Never Underestimate the Value of a Well-Placed Comma


12 February 2010

Knitting is an Olympic Sport!

Today is the opening ceremony for the 2010 Winter Olympics. I have been agonizing over whether or not to join the Knitting Olympics or the Ravelympics. Ravelry has some pretty fun Sporting events--The Hat Halfpipe, Mitten Moguls, Sock Hockey, Single Skein Speed Skate and even Holiday Jump-Start Skiing for those who want to get a jump on their Christmas knitting. This is a serious thing, folks. There are 446 different teams competing this year and I am very tempted. The rules for these olympics (and as far as I know, there is no Knitting Olympic Committee to regulate this so it's an honor system thing) are that you cast on a project during the Olympic Opening Ceremonies, knit like a mad woman (or man) and finish the project by the closing ceremony ending. Oh so tempting...

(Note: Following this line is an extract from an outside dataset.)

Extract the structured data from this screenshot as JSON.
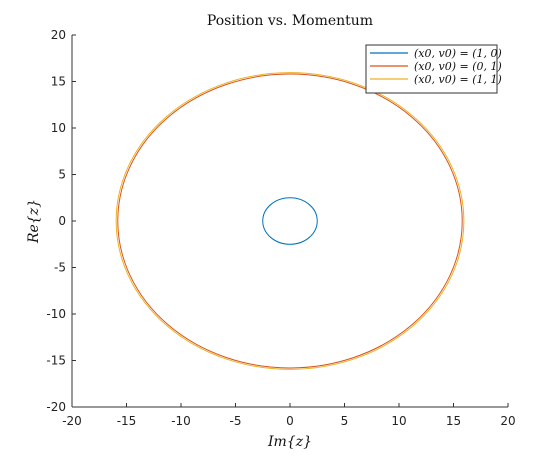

BUT, I learned in January when I joined the National Knitting Mittens Month group that my mind rebels against a deadline. A psychologist would probably look at it and babble on about my fear of committment, or my fear of failure, or my deep seated need (probably brought on by too few hugs as a child) to rebel against authority as a means of establishing my own individualism. Whatever the cause, all I know is that I cast on a pair of really amazing mittens that I had been lusting after for awhile, but hadn't gotten around to knitting, on January 1st. I knit all day on one of the mittens and made some good progress. Then, I lost my momentum and randomly decided to start 3 other projects. I know...total head scratcher, right? Well...I finished all three of those other projects before the end of January. The mittens? They got stalled here:

One almost completed mitten. But look at the amazing pattern of the palm of the mitten!

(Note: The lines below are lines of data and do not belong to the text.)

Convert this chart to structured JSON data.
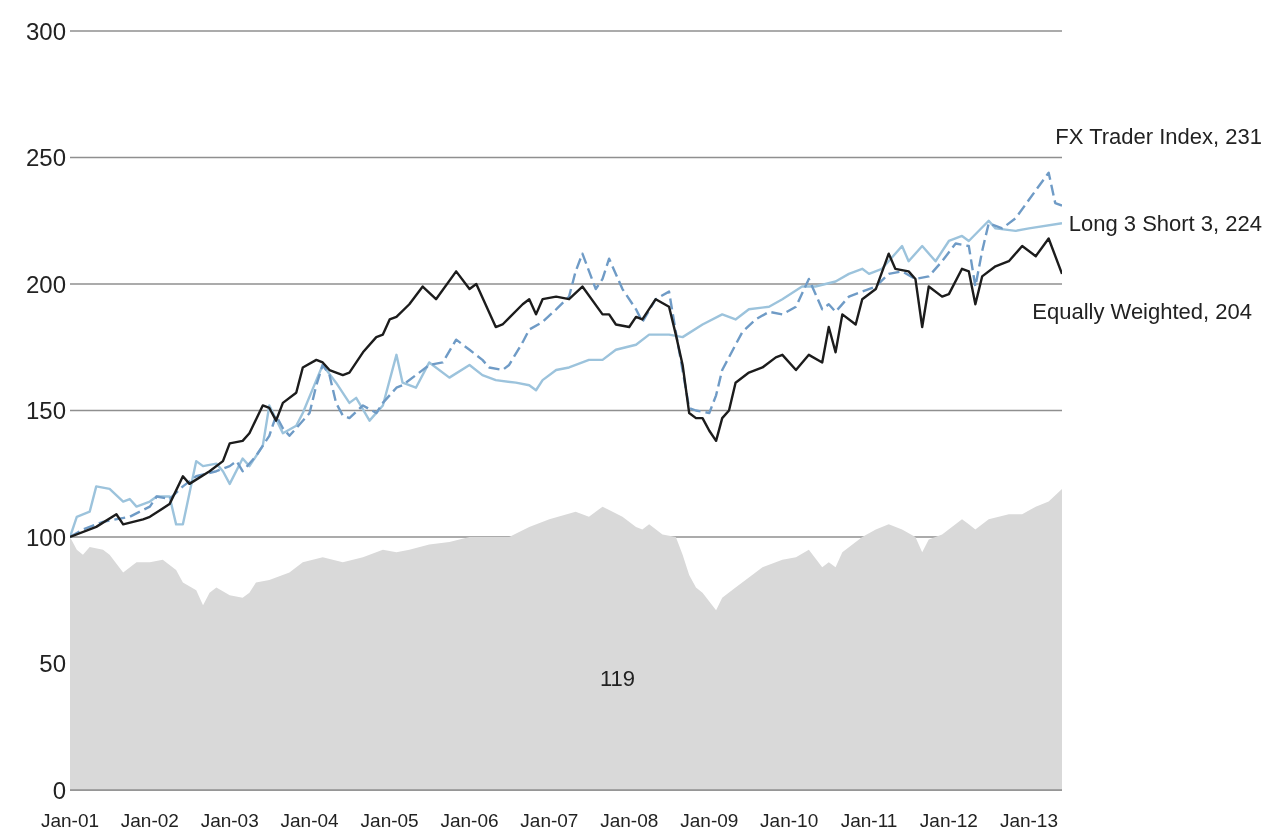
{
  "chart_data": {
    "type": "line",
    "xlim": [
      "2001-01",
      "2013-06"
    ],
    "xticks": [
      {
        "value": "2001-01",
        "label": "Jan-01"
      },
      {
        "value": "2002-01",
        "label": "Jan-02"
      },
      {
        "value": "2003-01",
        "label": "Jan-03"
      },
      {
        "value": "2004-01",
        "label": "Jan-04"
      },
      {
        "value": "2005-01",
        "label": "Jan-05"
      },
      {
        "value": "2006-01",
        "label": "Jan-06"
      },
      {
        "value": "2007-01",
        "label": "Jan-07"
      },
      {
        "value": "2008-01",
        "label": "Jan-08"
      },
      {
        "value": "2009-01",
        "label": "Jan-09"
      },
      {
        "value": "2010-01",
        "label": "Jan-10"
      },
      {
        "value": "2011-01",
        "label": "Jan-11"
      },
      {
        "value": "2012-01",
        "label": "Jan-12"
      },
      {
        "value": "2013-01",
        "label": "Jan-13"
      }
    ],
    "ylim": [
      0,
      300
    ],
    "yticks": [
      0,
      50,
      100,
      150,
      200,
      250,
      300
    ],
    "grid": "y",
    "series": [
      {
        "type": "area",
        "color": "#d9d9d9",
        "x": [
          "2001-01",
          "2001-02",
          "2001-03",
          "2001-04",
          "2001-06",
          "2001-07",
          "2001-09",
          "2001-11",
          "2002-01",
          "2002-03",
          "2002-05",
          "2002-06",
          "2002-08",
          "2002-09",
          "2002-10",
          "2002-11",
          "2003-01",
          "2003-03",
          "2003-04",
          "2003-05",
          "2003-07",
          "2003-10",
          "2003-12",
          "2004-03",
          "2004-06",
          "2004-09",
          "2004-12",
          "2005-02",
          "2005-04",
          "2005-07",
          "2005-10",
          "2006-01",
          "2006-04",
          "2006-07",
          "2006-10",
          "2007-01",
          "2007-05",
          "2007-07",
          "2007-09",
          "2007-12",
          "2008-02",
          "2008-03",
          "2008-04",
          "2008-06",
          "2008-08",
          "2008-09",
          "2008-10",
          "2008-11",
          "2008-12",
          "2009-02",
          "2009-03",
          "2009-05",
          "2009-07",
          "2009-09",
          "2009-12",
          "2010-02",
          "2010-04",
          "2010-06",
          "2010-07",
          "2010-08",
          "2010-09",
          "2010-12",
          "2011-02",
          "2011-04",
          "2011-06",
          "2011-08",
          "2011-09",
          "2011-10",
          "2011-12",
          "2012-03",
          "2012-04",
          "2012-05",
          "2012-07",
          "2012-10",
          "2012-12",
          "2013-02",
          "2013-04",
          "2013-06"
        ],
        "values": [
          100,
          95,
          93,
          96,
          95,
          93,
          86,
          90,
          90,
          91,
          87,
          82,
          79,
          73,
          78,
          80,
          77,
          76,
          78,
          82,
          83,
          86,
          90,
          92,
          90,
          92,
          95,
          94,
          95,
          97,
          98,
          100,
          100,
          100,
          104,
          107,
          110,
          108,
          112,
          108,
          104,
          103,
          105,
          101,
          100,
          93,
          85,
          80,
          78,
          71,
          76,
          80,
          84,
          88,
          91,
          92,
          95,
          88,
          90,
          88,
          94,
          100,
          103,
          105,
          103,
          100,
          94,
          99,
          101,
          107,
          105,
          103,
          107,
          109,
          109,
          112,
          114,
          119
        ]
      },
      {
        "color": "#9cc3dc",
        "x": [
          "2001-01",
          "2001-02",
          "2001-04",
          "2001-05",
          "2001-07",
          "2001-09",
          "2001-10",
          "2001-11",
          "2002-01",
          "2002-02",
          "2002-04",
          "2002-05",
          "2002-06",
          "2002-08",
          "2002-09",
          "2002-11",
          "2002-12",
          "2003-01",
          "2003-03",
          "2003-04",
          "2003-06",
          "2003-07",
          "2003-09",
          "2003-11",
          "2003-12",
          "2004-02",
          "2004-03",
          "2004-05",
          "2004-07",
          "2004-08",
          "2004-10",
          "2004-12",
          "2005-02",
          "2005-03",
          "2005-05",
          "2005-07",
          "2005-10",
          "2006-01",
          "2006-03",
          "2006-05",
          "2006-08",
          "2006-10",
          "2006-11",
          "2006-12",
          "2007-02",
          "2007-04",
          "2007-07",
          "2007-09",
          "2007-11",
          "2008-02",
          "2008-04",
          "2008-07",
          "2008-09",
          "2008-12",
          "2009-03",
          "2009-05",
          "2009-07",
          "2009-10",
          "2009-12",
          "2010-03",
          "2010-05",
          "2010-08",
          "2010-10",
          "2010-12",
          "2011-01",
          "2011-03",
          "2011-06",
          "2011-07",
          "2011-09",
          "2011-11",
          "2012-01",
          "2012-03",
          "2012-04",
          "2012-07",
          "2012-08",
          "2012-11",
          "2013-01",
          "2013-06"
        ],
        "values": [
          100,
          108,
          110,
          120,
          119,
          114,
          115,
          112,
          114,
          116,
          116,
          105,
          105,
          130,
          128,
          129,
          126,
          121,
          131,
          128,
          136,
          152,
          141,
          144,
          149,
          162,
          168,
          161,
          153,
          155,
          146,
          152,
          172,
          161,
          159,
          169,
          163,
          168,
          164,
          162,
          161,
          160,
          158,
          162,
          166,
          167,
          170,
          170,
          174,
          176,
          180,
          180,
          179,
          184,
          188,
          186,
          190,
          191,
          194,
          199,
          199,
          201,
          204,
          206,
          204,
          206,
          215,
          209,
          215,
          209,
          217,
          219,
          217,
          225,
          222,
          221,
          222,
          224
        ]
      },
      {
        "color": "#6f9bc6",
        "line_style": "dashed",
        "x": [
          "2001-01",
          "2001-03",
          "2001-06",
          "2001-10",
          "2002-01",
          "2002-02",
          "2002-04",
          "2002-06",
          "2002-08",
          "2002-11",
          "2003-01",
          "2003-02",
          "2003-03",
          "2003-05",
          "2003-07",
          "2003-08",
          "2003-09",
          "2003-10",
          "2003-11",
          "2004-01",
          "2004-02",
          "2004-03",
          "2004-04",
          "2004-05",
          "2004-06",
          "2004-07",
          "2004-09",
          "2004-11",
          "2004-12",
          "2005-02",
          "2005-03",
          "2005-05",
          "2005-07",
          "2005-09",
          "2005-11",
          "2006-01",
          "2006-03",
          "2006-04",
          "2006-06",
          "2006-07",
          "2006-09",
          "2006-10",
          "2006-12",
          "2007-02",
          "2007-04",
          "2007-05",
          "2007-06",
          "2007-08",
          "2007-09",
          "2007-10",
          "2007-12",
          "2008-02",
          "2008-03",
          "2008-05",
          "2008-07",
          "2008-08",
          "2008-10",
          "2008-11",
          "2009-01",
          "2009-02",
          "2009-03",
          "2009-05",
          "2009-06",
          "2009-08",
          "2009-10",
          "2009-12",
          "2010-02",
          "2010-04",
          "2010-06",
          "2010-07",
          "2010-08",
          "2010-10",
          "2010-12",
          "2011-02",
          "2011-04",
          "2011-06",
          "2011-08",
          "2011-10",
          "2011-12",
          "2012-02",
          "2012-04",
          "2012-05",
          "2012-06",
          "2012-07",
          "2012-09",
          "2012-11",
          "2013-02",
          "2013-04",
          "2013-05",
          "2013-06"
        ],
        "values": [
          100,
          103,
          106,
          108,
          112,
          116,
          115,
          120,
          124,
          126,
          128,
          130,
          126,
          132,
          140,
          148,
          143,
          140,
          143,
          149,
          160,
          168,
          164,
          153,
          148,
          147,
          152,
          149,
          153,
          159,
          160,
          164,
          168,
          169,
          178,
          174,
          170,
          167,
          166,
          168,
          177,
          182,
          185,
          190,
          195,
          205,
          212,
          198,
          202,
          210,
          198,
          190,
          185,
          194,
          197,
          181,
          151,
          150,
          149,
          156,
          166,
          176,
          181,
          186,
          189,
          188,
          191,
          202,
          190,
          192,
          189,
          195,
          197,
          199,
          204,
          205,
          202,
          203,
          209,
          216,
          215,
          199,
          213,
          224,
          222,
          226,
          237,
          244,
          232,
          231
        ]
      },
      {
        "color": "#1c1c1c",
        "x": [
          "2001-01",
          "2001-05",
          "2001-08",
          "2001-09",
          "2001-12",
          "2002-01",
          "2002-04",
          "2002-06",
          "2002-07",
          "2002-10",
          "2002-12",
          "2003-01",
          "2003-03",
          "2003-04",
          "2003-06",
          "2003-07",
          "2003-08",
          "2003-09",
          "2003-11",
          "2003-12",
          "2004-02",
          "2004-03",
          "2004-04",
          "2004-06",
          "2004-07",
          "2004-09",
          "2004-11",
          "2004-12",
          "2005-01",
          "2005-02",
          "2005-04",
          "2005-06",
          "2005-08",
          "2005-11",
          "2006-01",
          "2006-02",
          "2006-05",
          "2006-06",
          "2006-09",
          "2006-10",
          "2006-11",
          "2006-12",
          "2007-02",
          "2007-04",
          "2007-06",
          "2007-09",
          "2007-10",
          "2007-11",
          "2008-01",
          "2008-02",
          "2008-03",
          "2008-05",
          "2008-07",
          "2008-08",
          "2008-09",
          "2008-10",
          "2008-11",
          "2008-12",
          "2009-01",
          "2009-02",
          "2009-03",
          "2009-04",
          "2009-05",
          "2009-07",
          "2009-09",
          "2009-11",
          "2009-12",
          "2010-02",
          "2010-04",
          "2010-06",
          "2010-07",
          "2010-08",
          "2010-09",
          "2010-11",
          "2010-12",
          "2011-02",
          "2011-04",
          "2011-05",
          "2011-07",
          "2011-08",
          "2011-09",
          "2011-10",
          "2011-12",
          "2012-01",
          "2012-03",
          "2012-04",
          "2012-05",
          "2012-06",
          "2012-08",
          "2012-10",
          "2012-12",
          "2013-02",
          "2013-04",
          "2013-06"
        ],
        "values": [
          100,
          104,
          109,
          105,
          107,
          108,
          113,
          124,
          121,
          126,
          130,
          137,
          138,
          141,
          152,
          151,
          146,
          153,
          157,
          167,
          170,
          169,
          166,
          164,
          165,
          173,
          179,
          180,
          186,
          187,
          192,
          199,
          194,
          205,
          198,
          200,
          183,
          184,
          192,
          194,
          188,
          194,
          195,
          194,
          199,
          188,
          188,
          184,
          183,
          187,
          186,
          194,
          191,
          180,
          168,
          149,
          147,
          147,
          142,
          138,
          147,
          150,
          161,
          165,
          167,
          171,
          172,
          166,
          172,
          169,
          183,
          173,
          188,
          184,
          194,
          198,
          212,
          206,
          205,
          202,
          183,
          199,
          195,
          196,
          206,
          205,
          192,
          203,
          207,
          209,
          215,
          211,
          218,
          204
        ]
      }
    ],
    "annotations": [
      "FX Trader Index, 231",
      "Long 3 Short 3, 224",
      "Equally Weighted, 204",
      "119"
    ]
  }
}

The other mitten I started on Feb 4th...well enough outside of the finish time that my mind could feel happy knitting it knowing that the only reason I was doing it was because I wanted to, not because I had to finish it by some stupid self imposed deadline. SO....I'm thinking that I probably should NOT enter into competition in the Knitting Olympics. But isn't it a fun idea?

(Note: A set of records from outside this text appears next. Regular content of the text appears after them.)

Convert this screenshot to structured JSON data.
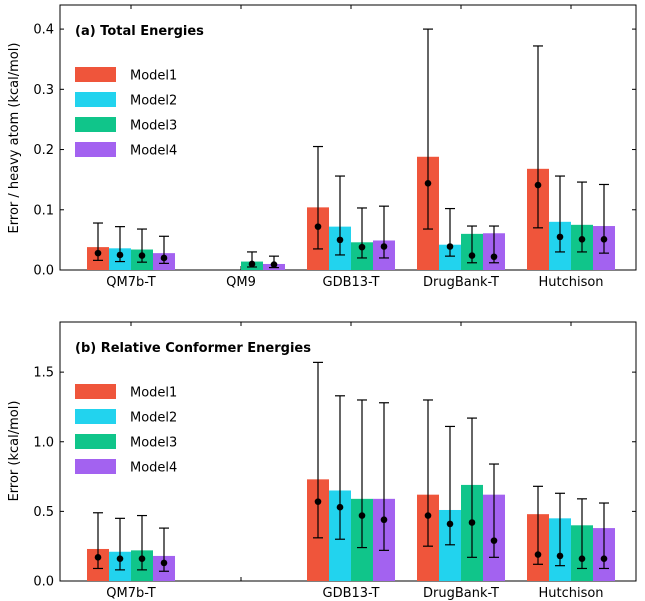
{
  "colors": {
    "Model1": "#ef553b",
    "Model2": "#22d3ee",
    "Model3": "#10c58a",
    "Model4": "#a362f0",
    "marker": "#000000",
    "frame": "#000000"
  },
  "chart_data": [
    {
      "type": "bar",
      "title": "(a) Total Energies",
      "ylabel": "Error / heavy atom (kcal/mol)",
      "xlabel": "",
      "ylim": [
        0,
        0.44
      ],
      "yticks": [
        0.0,
        0.1,
        0.2,
        0.3,
        0.4
      ],
      "ytick_labels": [
        "0.0",
        "0.1",
        "0.2",
        "0.3",
        "0.4"
      ],
      "grid": false,
      "legend_position": "upper-left",
      "categories": [
        "QM7b-T",
        "QM9",
        "GDB13-T",
        "DrugBank-T",
        "Hutchison"
      ],
      "series": [
        {
          "name": "Model1",
          "values": [
            0.038,
            null,
            0.104,
            0.188,
            0.168
          ],
          "markers": [
            0.028,
            null,
            0.072,
            0.144,
            0.141
          ],
          "err_low": [
            0.016,
            null,
            0.035,
            0.068,
            0.07
          ],
          "err_high": [
            0.078,
            null,
            0.205,
            0.4,
            0.372
          ]
        },
        {
          "name": "Model2",
          "values": [
            0.036,
            null,
            0.072,
            0.042,
            0.08
          ],
          "markers": [
            0.025,
            null,
            0.05,
            0.039,
            0.055
          ],
          "err_low": [
            0.014,
            null,
            0.025,
            0.023,
            0.03
          ],
          "err_high": [
            0.072,
            null,
            0.156,
            0.102,
            0.156
          ]
        },
        {
          "name": "Model3",
          "values": [
            0.034,
            0.014,
            0.046,
            0.06,
            0.075
          ],
          "markers": [
            0.024,
            0.01,
            0.038,
            0.024,
            0.051
          ],
          "err_low": [
            0.013,
            0.005,
            0.02,
            0.012,
            0.03
          ],
          "err_high": [
            0.068,
            0.03,
            0.103,
            0.073,
            0.146
          ]
        },
        {
          "name": "Model4",
          "values": [
            0.028,
            0.01,
            0.049,
            0.061,
            0.073
          ],
          "markers": [
            0.02,
            0.009,
            0.039,
            0.022,
            0.051
          ],
          "err_low": [
            0.011,
            0.004,
            0.02,
            0.012,
            0.028
          ],
          "err_high": [
            0.056,
            0.023,
            0.106,
            0.073,
            0.142
          ]
        }
      ]
    },
    {
      "type": "bar",
      "title": "(b) Relative Conformer Energies",
      "ylabel": "Error (kcal/mol)",
      "xlabel": "",
      "ylim": [
        0,
        1.86
      ],
      "yticks": [
        0.0,
        0.5,
        1.0,
        1.5
      ],
      "ytick_labels": [
        "0.0",
        "0.5",
        "1.0",
        "1.5"
      ],
      "grid": false,
      "legend_position": "upper-left",
      "categories": [
        "QM7b-T",
        "",
        "GDB13-T",
        "DrugBank-T",
        "Hutchison"
      ],
      "series": [
        {
          "name": "Model1",
          "values": [
            0.23,
            null,
            0.73,
            0.62,
            0.48
          ],
          "markers": [
            0.17,
            null,
            0.57,
            0.47,
            0.19
          ],
          "err_low": [
            0.09,
            null,
            0.31,
            0.25,
            0.12
          ],
          "err_high": [
            0.49,
            null,
            1.57,
            1.3,
            0.68
          ]
        },
        {
          "name": "Model2",
          "values": [
            0.21,
            null,
            0.65,
            0.51,
            0.45
          ],
          "markers": [
            0.16,
            null,
            0.53,
            0.41,
            0.18
          ],
          "err_low": [
            0.08,
            null,
            0.3,
            0.26,
            0.11
          ],
          "err_high": [
            0.45,
            null,
            1.33,
            1.11,
            0.63
          ]
        },
        {
          "name": "Model3",
          "values": [
            0.22,
            null,
            0.59,
            0.69,
            0.4
          ],
          "markers": [
            0.16,
            null,
            0.47,
            0.42,
            0.16
          ],
          "err_low": [
            0.08,
            null,
            0.24,
            0.17,
            0.09
          ],
          "err_high": [
            0.47,
            null,
            1.3,
            1.17,
            0.59
          ]
        },
        {
          "name": "Model4",
          "values": [
            0.18,
            null,
            0.59,
            0.62,
            0.38
          ],
          "markers": [
            0.13,
            null,
            0.44,
            0.29,
            0.16
          ],
          "err_low": [
            0.07,
            null,
            0.22,
            0.17,
            0.09
          ],
          "err_high": [
            0.38,
            null,
            1.28,
            0.84,
            0.56
          ]
        }
      ]
    }
  ]
}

(Extra credit points to those who identify the movie that inspired these mittens!)

10 February 2010

Grief is a funny thing

5/7/33-2/22/01
Every year around this time especially, I start to think about Grandpa Del. At this time he and Grandma Darlene were living with us while he underwent chemo for stage IV lung cancer. He was such an amazing man and his death had a profound impact on me. I knew I liked him...I knew I loved him...I even knew that someday when he was gone I would miss him. I had NO idea how much. In my random blog wanderings, I came across this blog on Grief. I don't know if this lady is a writer, a philosopher, a geophysicist...whatever she does, her words spoke to me. They put into words exactly how I felt when Grandpa Del finally lost his struggle with cancer. One thing she mentions is..."How do you pretend at work or the meetings or the bank that everything is fine, because after all, overwhelming perfect strangers with your loss is not polite..." Different people deal with grief differently, some with more skill and grace than others. Me? I went off the deep end. I still remember the day after Grandpa died...I went shopping. I bought a sweater that I still love. I still remember what I wore to the funeral--I will NEVER wear that outfit again (but the strange thing is that, so far, I haven't gotten rid of it). After Grandpa died I stopped going to school. I was a Fresno State and just stopped going. But I told nobody. Instead, I worked. For some reason, it was easier to work all day with happy brides who just wanted a pretty wedding than it was to go to school and think. People deal with grief differently...Nine years later, I like to believe I am done grieving. But I still tear up at the song of "Amazing Grace".